Из группы стояло всего пятнадцать человек. Ещё семеро – семеро! – проигнорировало её требование. Четверо просто не услышали его, ведь они отсутствовали на занятиях на протяжении всего семестра.

Котэссе хотелось бы стоять рядом с Сагроном, если честно. Она уже так привыкла к нему и к его вниманию за последние дни, что не представляла себе вечеров в комнате, с соседками, в этой сумасшедшей атмосфере постоянного требования чего-нибудь.

Теперь, когда она контактировала с Сормой и Рейной по минимуму, те, казалось, стали ценить её присутствие.

Может быть, им просто очень нравилось издеваться над кем-то, а Котэсса была идеальным вариантом?

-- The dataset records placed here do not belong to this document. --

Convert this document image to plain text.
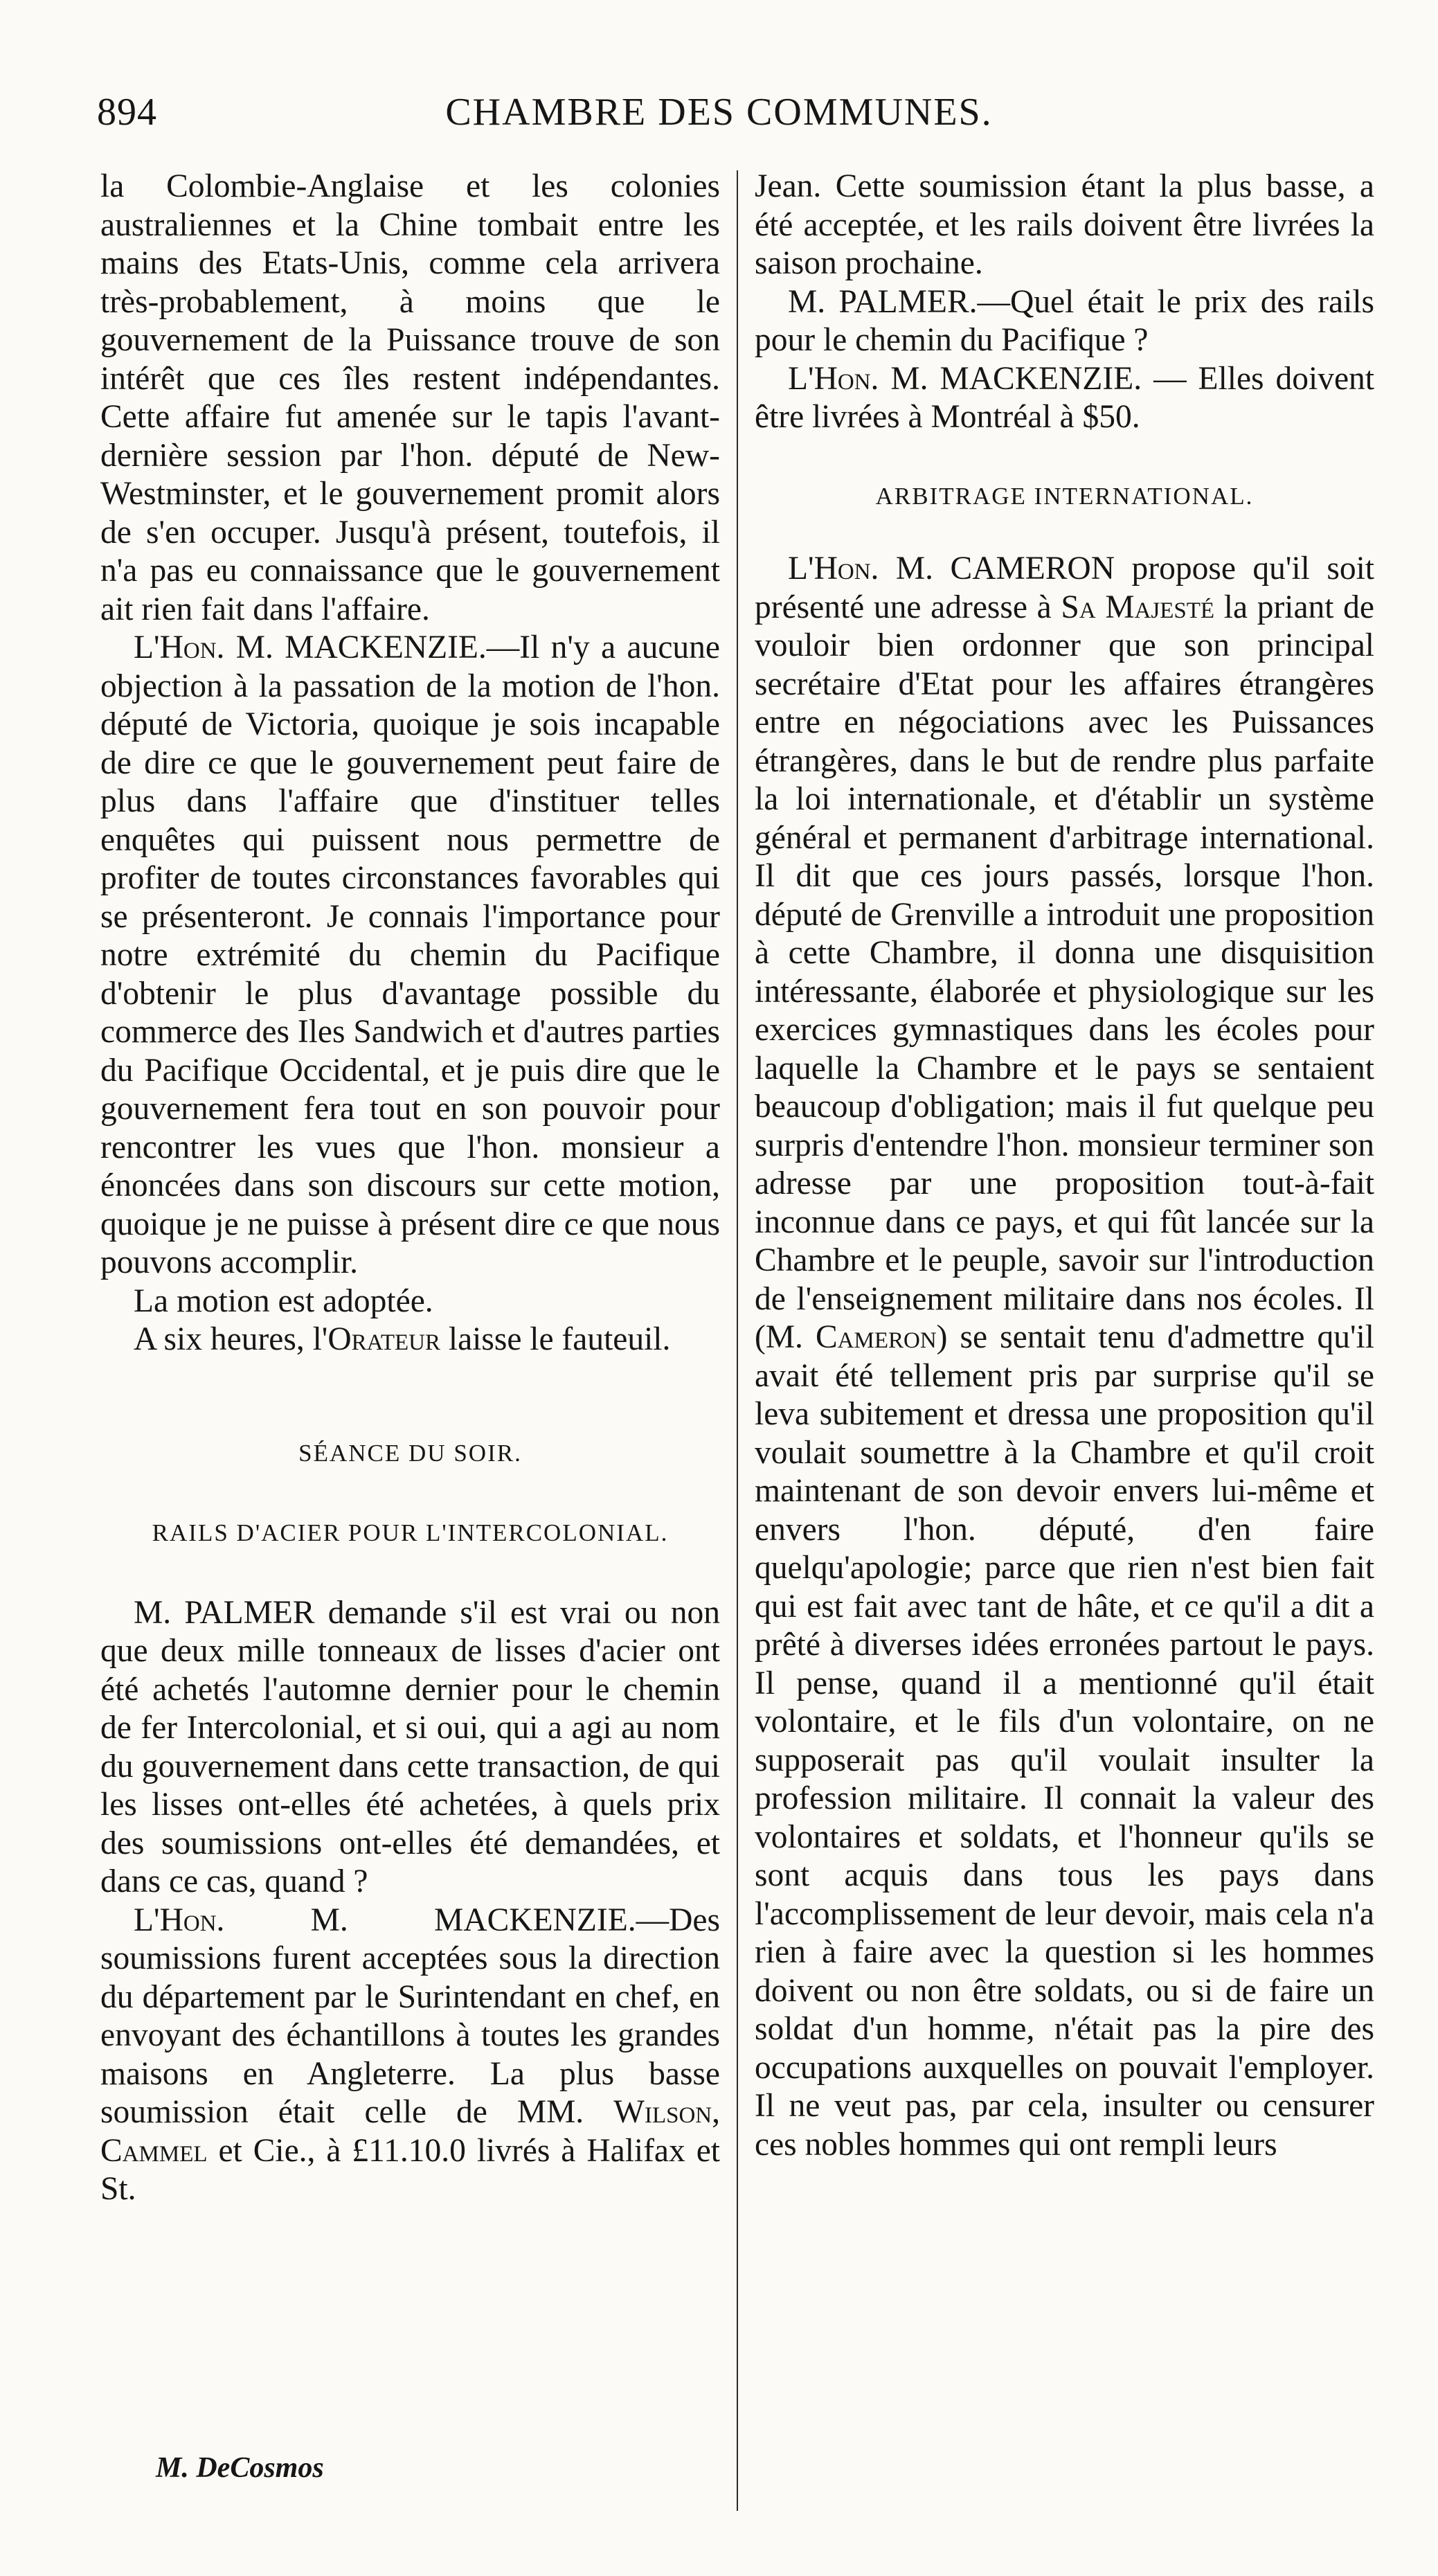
894	CHAMBRE DES COMMUNES.

la Colombie-Anglaise et les colonies australiennes et la Chine tombait entre les mains des Etats-Unis, comme cela arrivera très-probablement, à moins que le gouvernement de la Puissance trouve de son intérêt que ces îles restent indépendantes. Cette affaire fut amenée sur le tapis l'avant-dernière session par l'hon. député de New-Westminster, et le gouvernement promit alors de s'en occuper. Jusqu'à présent, toutefois, il n'a pas eu connaissance que le gouvernement ait rien fait dans l'affaire.

L'Hon. M. MACKENZIE.—Il n'y a aucune objection à la passation de la motion de l'hon. député de Victoria, quoique je sois incapable de dire ce que le gouvernement peut faire de plus dans l'affaire que d'instituer telles enquêtes qui puissent nous permettre de profiter de toutes circonstances favorables qui se présenteront. Je connais l'importance pour notre extrémité du chemin du Pacifique d'obtenir le plus d'avantage possible du commerce des Iles Sandwich et d'autres parties du Pacifique Occidental, et je puis dire que le gouvernement fera tout en son pouvoir pour rencontrer les vues que l'hon. monsieur a énoncées dans son discours sur cette motion, quoique je ne puisse à présent dire ce que nous pouvons accomplir.

La motion est adoptée.

A six heures, l'Orateur laisse le fauteuil.

SÉANCE DU SOIR.
RAILS D'ACIER POUR L'INTERCOLONIAL.

M. PALMER demande s'il est vrai ou non que deux mille tonneaux de lisses d'acier ont été achetés l'automne dernier pour le chemin de fer Intercolonial, et si oui, qui a agi au nom du gouvernement dans cette transaction, de qui les lisses ont-elles été achetées, à quels prix des soumissions ont-elles été demandées, et dans ce cas, quand ?

L'Hon. M. MACKENZIE.—Des soumissions furent acceptées sous la direction du département par le Surintendant en chef, en envoyant des échantillons à toutes les grandes maisons en Angleterre. La plus basse soumission était celle de MM. Wilson, Cammel et Cie., à £11.10.0 livrés à Halifax et St.

Jean. Cette soumission étant la plus basse, a été acceptée, et les rails doivent être livrées la saison prochaine.

M. PALMER.—Quel était le prix des rails pour le chemin du Pacifique ?

L'Hon. M. MACKENZIE. — Elles doivent être livrées à Montréal à $50.

ARBITRAGE INTERNATIONAL.

L'Hon. M. CAMERON propose qu'il soit présenté une adresse à Sa Majesté la priant de vouloir bien ordonner que son principal secrétaire d'Etat pour les affaires étrangères entre en négociations avec les Puissances étrangères, dans le but de rendre plus parfaite la loi internationale, et d'établir un système général et permanent d'arbitrage international. Il dit que ces jours passés, lorsque l'hon. député de Grenville a introduit une proposition à cette Chambre, il donna une disquisition intéressante, élaborée et physiologique sur les exercices gymnastiques dans les écoles pour laquelle la Chambre et le pays se sentaient beaucoup d'obligation; mais il fut quelque peu surpris d'entendre l'hon. monsieur terminer son adresse par une proposition tout-à-fait inconnue dans ce pays, et qui fût lancée sur la Chambre et le peuple, savoir sur l'introduction de l'enseignement militaire dans nos écoles. Il (M. Cameron) se sentait tenu d'admettre qu'il avait été tellement pris par surprise qu'il se leva subitement et dressa une proposition qu'il voulait soumettre à la Chambre et qu'il croit maintenant de son devoir envers lui-même et envers l'hon. député, d'en faire quelqu'apologie; parce que rien n'est bien fait qui est fait avec tant de hâte, et ce qu'il a dit a prêté à diverses idées erronées partout le pays. Il pense, quand il a mentionné qu'il était volontaire, et le fils d'un volontaire, on ne supposerait pas qu'il voulait insulter la profession militaire. Il connait la valeur des volontaires et soldats, et l'honneur qu'ils se sont acquis dans tous les pays dans l'accomplissement de leur devoir, mais cela n'a rien à faire avec la question si les hommes doivent ou non être soldats, ou si de faire un soldat d'un homme, n'était pas la pire des occupations auxquelles on pouvait l'employer. Il ne veut pas, par cela, insulter ou censurer ces nobles hommes qui ont rempli leurs

M. DeCosmos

Вот теперь, гадина, взяла и сбежала.

– Ты всё ещё не хочешь мне его отдать? – прошипела за спиной Сорма, но Тэсса только сделала шаг вперёд, подступая ближе к линии. Лучше уж терпеть Окора и его болтовню, чем своих соседок. Она и спать-то неохотно приходила в комнату.

Признаться, обе сокурсницы были уверены, что она нашла себе кого-нибудь другого и забыла об их Сагроне навсегда. Рейна уже рассталась со своим парнем, а теперь вновь вернулась к мечтам о доценте Дэрри, в преддверии сессии, очевидно, вдохновившись его пресветлым образом.

Последняя учебная неделя давалась им с трудом. Котэссе даже нравилось; она умудрилась закрыть большинство предметов ещё раньше, а теперь просто подставляла зачётку.

Как приятно, когда ставят оценки автоматом, не дожидаясь экзамена, не издеваясь над старательным студентом!

Все бы так делали.

Сагрон, например.

Впрочем, в том, что с ним всё сложится хорошо, Котэсса даже не сомневалась. Она, во-первых, всё знала, а во-вторых…

Во-вторых, девушке хотелось бы сейчас отогнать от него подальше старшую преподавательницу Фору, что-то коварно шептавшую мужчине на ухо, но, к сожалению, она не имела достаточных полномочий, чтобы стоять там. Благо, Сагрон отошёл и сам.

– Как твоя бакалаврская? – ядовито поинтересовались у неё.

Девушка едва не подпрыгнула на месте от удивления – Окор, молчавший всё это время, заговорил – и вдруг на такие серьёзные темы!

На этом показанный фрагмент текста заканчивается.